Woke young people are once more flexing muscle to throw that hoary adage about youth being wasted on the young out on its ear.
In mock elections held last month in certain universities, they upended the conventional wisdom of the administration’s anointed making a grand sweep of the Senate; they thumbed their noses at survey results showing ex-senators making a forceful comeback despite tainted backgrounds and newbies gaining easy entry with nothing more to show than the big guy’s backing.
They made the provocative choice of change: a wholesale ditching of barefaced liars, song-and-dance types, and other emblems of traditional politics.
This is not a surprising development. Young people, as everyone who has ever been young will truthfully attest (unless he or she is a willful idiot, trapped in self-deception, or intellectually savaged by hunger), are animated by a desire to fight injustice and change the world.
The late Abraham Sarmiento Jr., editor of the University of the Philippines’ Collegian in 1975-76, voiced the youth’s singular role in leading the charge against Ferdinand Marcos’ dictatorship, raising in a compelling and enduring cry the urgency of resistance in word and deed when the situation urgently calls for it: “Kung hindi tayo kikibo, sino ang kikibo?

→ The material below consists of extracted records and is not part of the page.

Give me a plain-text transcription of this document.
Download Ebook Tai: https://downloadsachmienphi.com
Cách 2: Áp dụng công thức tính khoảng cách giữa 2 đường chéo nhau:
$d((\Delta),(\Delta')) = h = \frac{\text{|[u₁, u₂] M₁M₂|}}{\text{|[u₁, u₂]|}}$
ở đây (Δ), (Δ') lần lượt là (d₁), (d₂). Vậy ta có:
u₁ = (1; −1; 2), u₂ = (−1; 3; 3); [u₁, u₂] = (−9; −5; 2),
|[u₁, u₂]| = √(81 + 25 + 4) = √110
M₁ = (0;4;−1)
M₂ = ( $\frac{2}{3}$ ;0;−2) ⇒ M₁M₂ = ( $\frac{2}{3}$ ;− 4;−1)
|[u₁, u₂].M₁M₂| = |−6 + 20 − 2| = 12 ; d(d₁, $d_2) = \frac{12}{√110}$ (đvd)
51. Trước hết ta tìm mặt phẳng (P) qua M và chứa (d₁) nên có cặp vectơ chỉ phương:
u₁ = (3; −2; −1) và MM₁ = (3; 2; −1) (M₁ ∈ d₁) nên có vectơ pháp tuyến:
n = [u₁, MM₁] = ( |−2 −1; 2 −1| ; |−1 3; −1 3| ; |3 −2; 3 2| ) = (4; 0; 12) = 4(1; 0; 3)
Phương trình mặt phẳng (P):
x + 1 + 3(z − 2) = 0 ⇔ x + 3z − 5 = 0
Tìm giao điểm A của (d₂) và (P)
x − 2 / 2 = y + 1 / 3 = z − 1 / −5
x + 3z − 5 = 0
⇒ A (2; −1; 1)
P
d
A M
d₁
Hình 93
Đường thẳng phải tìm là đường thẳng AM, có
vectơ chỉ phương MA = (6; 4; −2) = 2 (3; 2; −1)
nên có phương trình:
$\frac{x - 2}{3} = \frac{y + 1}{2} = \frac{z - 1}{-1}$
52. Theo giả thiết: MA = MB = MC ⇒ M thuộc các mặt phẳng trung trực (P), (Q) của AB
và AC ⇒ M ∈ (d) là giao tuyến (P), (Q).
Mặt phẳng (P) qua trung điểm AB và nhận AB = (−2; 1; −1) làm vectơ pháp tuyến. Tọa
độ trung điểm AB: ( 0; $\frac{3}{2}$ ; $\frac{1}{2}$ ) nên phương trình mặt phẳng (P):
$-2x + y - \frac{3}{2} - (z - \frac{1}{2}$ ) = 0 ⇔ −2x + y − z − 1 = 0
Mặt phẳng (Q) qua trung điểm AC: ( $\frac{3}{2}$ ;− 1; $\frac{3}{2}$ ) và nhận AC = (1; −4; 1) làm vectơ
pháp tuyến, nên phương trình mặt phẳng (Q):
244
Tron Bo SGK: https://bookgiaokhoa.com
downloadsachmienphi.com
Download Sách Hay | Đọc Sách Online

Kung hindi tayo kikilos, sino ang kikilos? Kung hindi ngayon, kailan pa?”
When Malacañang, boosted by a ruling of the Supreme Court, greenlighted in November 2016 the interment of the dictator’s remains at Libingan ng mga Bayani — an important step in the Marcos family’s dogged striving for respectability — woke young people turned out in large numbers along with the aging survivors of martial law to protest the ignominy.
They gave the lie to the claim of the dictator’s eldest child—who is continuing her quest for a seat in the Senate despite, among other things, being revealed as a dissembler and a fraud regarding her academic records — that millennials have moved on in their lives vis-a-vis martial law and could, she suggested, teach their elders a thing or two in that aspect.
Now, in the face of a threatened assault on the check-and-balance function of the Senate, with the administration slate buoyed by its campaign manager’s pronouncement that honesty is not and should not be an issue in the elections, young people are showing through their mock polls the outcome they wish to see in the midterm exercise.
“People of the Philippines,” a netizen wrote in a pointed reference to survey results showing a public embrace of Malacañang’s gold standard, “rethink your senatorial choices!”
With almost 23 million voters aged 25-39 (the millennials) and over 10 million aged 18-24 (members of Gen Z), young people are in a definitive position to make things happen in the elections that will determine the composition of the legislature and that is seen as a referendum on the governance of President Duterte. It’s a crucial crossroads in the diminished democratic space, and they will spell the difference.
As they did in the 2016 presidential election in which, according to a TV5-SWS exit poll conducted among 45,123 voters from 733 voting centers, candidate Rodrigo Duterte scored a 33-point lead over his closest rival Mar Roxas in ages 18-24 and a 26-point lead in ages 25-34.
On the eve of that election, the Inquirer ran an editorial, “The millennial vote.” It said: “This is a moment of truth for Filipino millennials. Their numbers are of critical importance in the presidential election, and it behooves them to be aware not only of the burning issues but also of the significance of their vote in their country’s progress.”
That was then, and this is now. Much has happened during the watch of the man who, visiting his parents’ crypts shortly after his victory as president was announced, was heard weeping as he sought their help.
In its eve-of-the-election editorial in 2016, the Inquirer, cognizant of the prevailing indifference among young people and their disillusionment with political institutions, urged them to vote, to “grasp the necessity of participation in the nation’s collective destiny.” But, it said, “critical awareness is required of them, a correct perspective on where we all stand.”
“Sooner or later,” it said, “they will learn how dreadful it is to bear the crushing outcome of a mistake, and how demanding it is to undo damage where it counts.”